Nel Parmense quasi 3.700 badanti lavorano con contratto regolare. Il dato evidenzia un rapporto di circa 10 assistenti ogni 100 anziani over 80. L'analisi rivela la composizione della forza lavoro e la sua distribuzione territoriale.
Badanti e colf regolarmente impiegate nel Parmense
Nel territorio del Parmense, i dati del 2024 indicano la presenza di 3.694 badanti impiegate con regolare contratto. A queste si aggiungono 3.182 colf, secondo quanto emerge dal settimo rapporto regionale dell'Osservatorio Domina. Questo quadro del lavoro domestico e di assistenza rivela un settore significativo per il territorio.
Questi numeri sono parte di un'analisi più ampia sul settore dei servizi alla persona. L'Osservatorio Domina ha raccolto e diffuso queste informazioni. I dati si riferiscono all'anno 2024. Essi offrono uno spaccato della realtà lavorativa. La provincia di Parma mostra una presenza consistente di queste figure professionali. Esse svolgono un ruolo cruciale nel supporto alle famiglie e agli anziani.

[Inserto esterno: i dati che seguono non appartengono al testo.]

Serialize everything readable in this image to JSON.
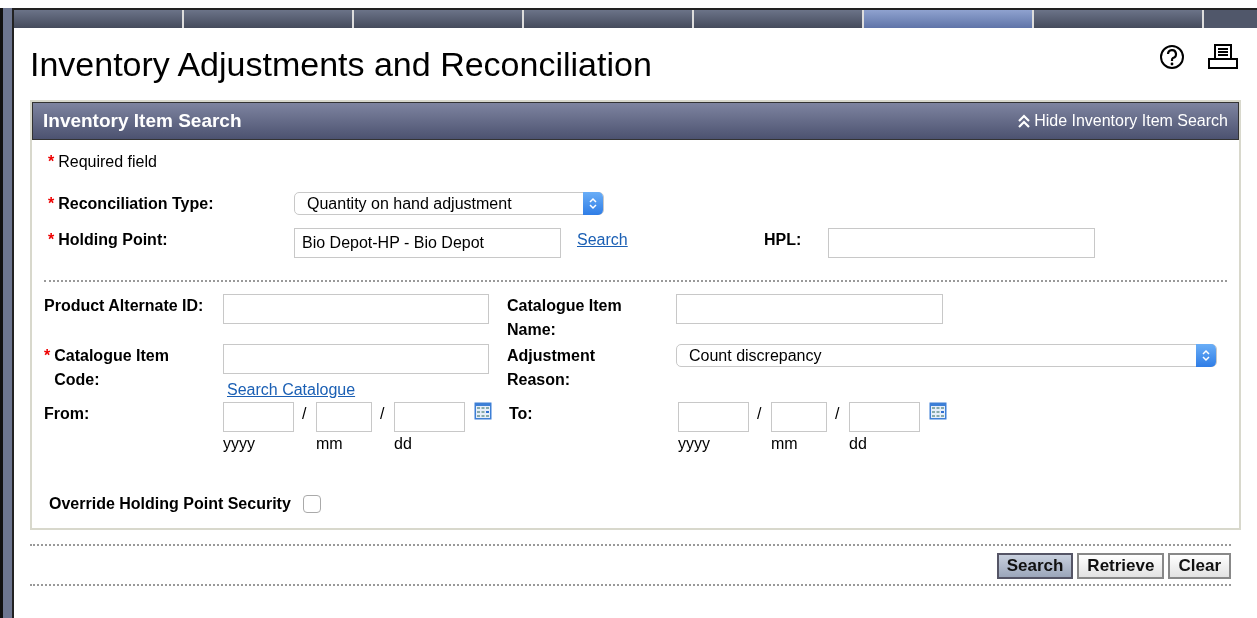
{
  "nav_tabs": [
    {
      "selected": false
    },
    {
      "selected": false
    },
    {
      "selected": false
    },
    {
      "selected": false
    },
    {
      "selected": false
    },
    {
      "selected": true
    },
    {
      "selected": false
    }
  ],
  "title": "Inventory Adjustments and Reconciliation",
  "panel": {
    "title": "Inventory Item Search",
    "toggle": "Hide Inventory Item Search"
  },
  "required_note": {
    "mark": "*",
    "text": "Required field"
  },
  "reconciliation_type": {
    "mark": "*",
    "label": "Reconciliation Type:",
    "value": "Quantity on hand adjustment"
  },
  "holding_point": {
    "mark": "*",
    "label": "Holding Point:",
    "value": "Bio Depot-HP - Bio Depot",
    "link": "Search"
  },
  "hpl": {
    "label": "HPL:"
  },
  "product_alternate_id": {
    "label": "Product Alternate ID:"
  },
  "catalogue_item_name": {
    "label": "Catalogue Item Name:"
  },
  "catalogue_item_code": {
    "mark": "*",
    "label": "Catalogue Item Code:",
    "link": "Search Catalogue"
  },
  "adjustment_reason": {
    "label": "Adjustment Reason:",
    "value": "Count discrepancy"
  },
  "from": {
    "label": "From:",
    "separators": [
      "/",
      "/"
    ],
    "parts": [
      "yyyy",
      "mm",
      "dd"
    ]
  },
  "to": {
    "label": "To:",
    "separators": [
      "/",
      "/"
    ],
    "parts": [
      "yyyy",
      "mm",
      "dd"
    ]
  },
  "override": {
    "label": "Override Holding Point Security",
    "checked": false
  },
  "buttons": [
    {
      "label": "Search",
      "kind": "primary"
    },
    {
      "label": "Retrieve",
      "kind": "secondary"
    },
    {
      "label": "Clear",
      "kind": "secondary"
    }
  ]
}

Rapporto tra badanti e anziani over 80
Il numero di badanti regolarmente assunte nel Parmense si traduce in un rapporto di circa 10 assistenti ogni 100 anziani con età superiore agli 80 anni. Questa proporzione evidenzia la necessità di personale qualificato per l'assistenza alla popolazione più anziana. Il dato è significativo per comprendere le dinamiche demografiche e sociali della provincia.

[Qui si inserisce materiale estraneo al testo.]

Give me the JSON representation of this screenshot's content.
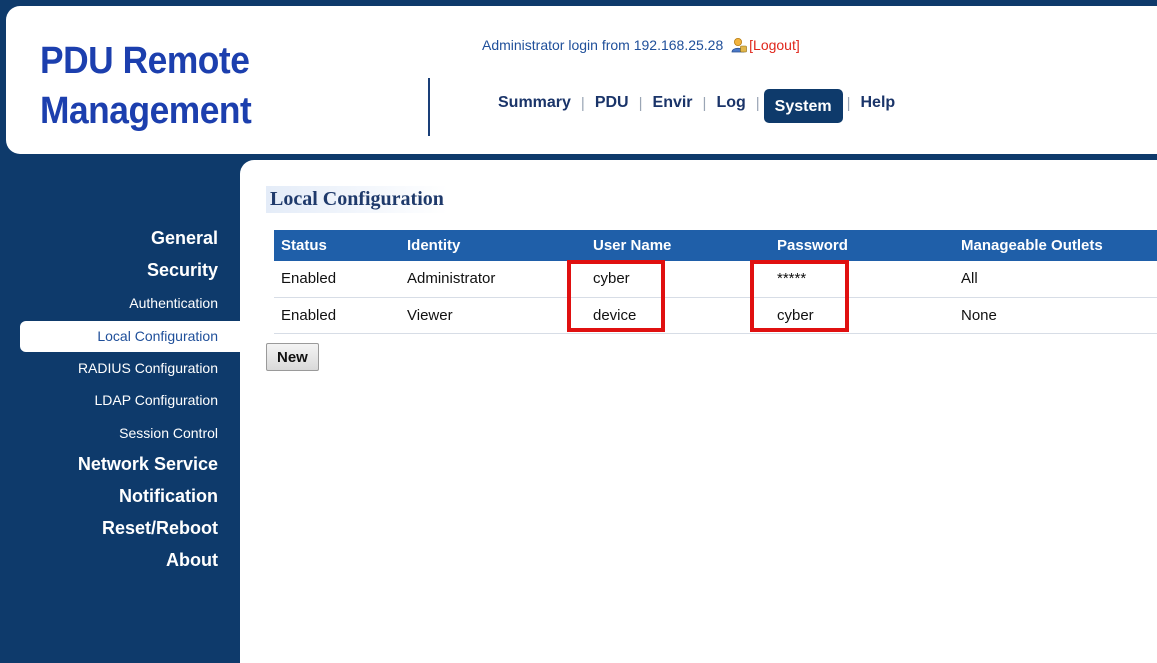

La presenza di badanti è un indicatore importante del benessere e del supporto offerto agli anziani. Un rapporto di 10 a 100 suggerisce una copertura diffusa. La provincia di Parma si allinea con le tendenze regionali. L'Emilia-Romagna, infatti, presenta valori simili in molte delle sue province. L'analisi sottolinea l'importanza di questi servizi.

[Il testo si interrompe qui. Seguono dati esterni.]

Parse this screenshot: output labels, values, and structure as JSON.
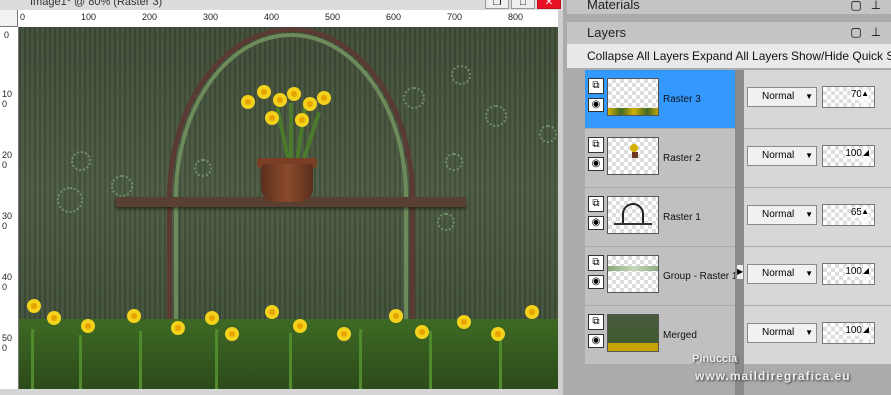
{
  "image_window": {
    "title": "Image1* @ 80% (Raster 3)",
    "buttons": {
      "restore": "❐",
      "maximize": "□",
      "close": "✕"
    },
    "ruler_h": [
      "0",
      "100",
      "200",
      "300",
      "400",
      "500",
      "600",
      "700",
      "800"
    ],
    "ruler_v": [
      "0",
      "100",
      "200",
      "300",
      "400",
      "500"
    ]
  },
  "materials": {
    "title": "Materials"
  },
  "layers": {
    "title": "Layers",
    "toolbar": {
      "collapse": "Collapse All Layers",
      "expand": "Expand All Layers",
      "quick": "Show/Hide Quick Se"
    },
    "rows": [
      {
        "name": "Raster 3",
        "blend": "Normal",
        "opacity": "70",
        "selected": true
      },
      {
        "name": "Raster 2",
        "blend": "Normal",
        "opacity": "100",
        "selected": false
      },
      {
        "name": "Raster 1",
        "blend": "Normal",
        "opacity": "65",
        "selected": false
      },
      {
        "name": "Group - Raster 1",
        "blend": "Normal",
        "opacity": "100",
        "selected": false
      },
      {
        "name": "Merged",
        "blend": "Normal",
        "opacity": "100",
        "selected": false
      }
    ]
  },
  "watermark": {
    "line1": "Pinuccia",
    "line2": "www.maildiregrafica.eu"
  }
}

Caratteristiche e provenienza delle lavoratrici
Le lavoratrici impiegate come badanti e colf presentano caratteristiche specifiche. Il 92% di esse è di genere femminile. Inoltre, circa 8 lavoratrici su 10 provengono da contesti stranieri. Questa composizione demografica riflette le tendenze del mercato del lavoro in questo settore a livello nazionale e regionale.
La provenienza straniera è una componente fondamentale della forza lavoro. Questo dato, secondo lo studio, è una costante nel settore. Le lavoratrici straniere contribuiscono in modo determinante all'offerta di servizi. La loro presenza è capillare. La maggior parte opera nel settore dell'assistenza e del lavoro domestico.
Distribuzione territoriale in Emilia-Romagna
La distribuzione delle badanti e delle colf in Emilia-Romagna appare piuttosto omogenea. Lo studio dell'Osservatorio Domina evidenzia che, fatta eccezione per Bologna, nessuna altra provincia supera il 20% delle concentrazioni totali. A Bologna si concentra il 30,8% delle colf e il 26% delle badanti a livello regionale.
L'Emilia-Romagna registra 5,8 colf ogni 1.000 abitanti. Questo valore supera quota 7 a Bologna e Parma. Le badanti sono 11,9 ogni 100 anziani. I valori più alti si registrano a Bologna e Reggio Emilia, con oltre il 13%. Modena supera il 14%. Parma si posiziona in linea con la media regionale, mostrando una buona copertura.
La provincia di Parma, quindi, si colloca in una posizione intermedia ma significativa. I dati confermano la sua importanza nel panorama regionale. La presenza di un numero elevato di badanti regolarmente assunte è un segnale positivo. Indica un'attenzione verso la regolarizzazione del lavoro. Questo aspetto è fondamentale per garantire tutele ai lavoratori e servizi di qualità agli assistiti. L'analisi regionale offre un quadro completo. Esso permette di valutare le politiche e le necessità del settore.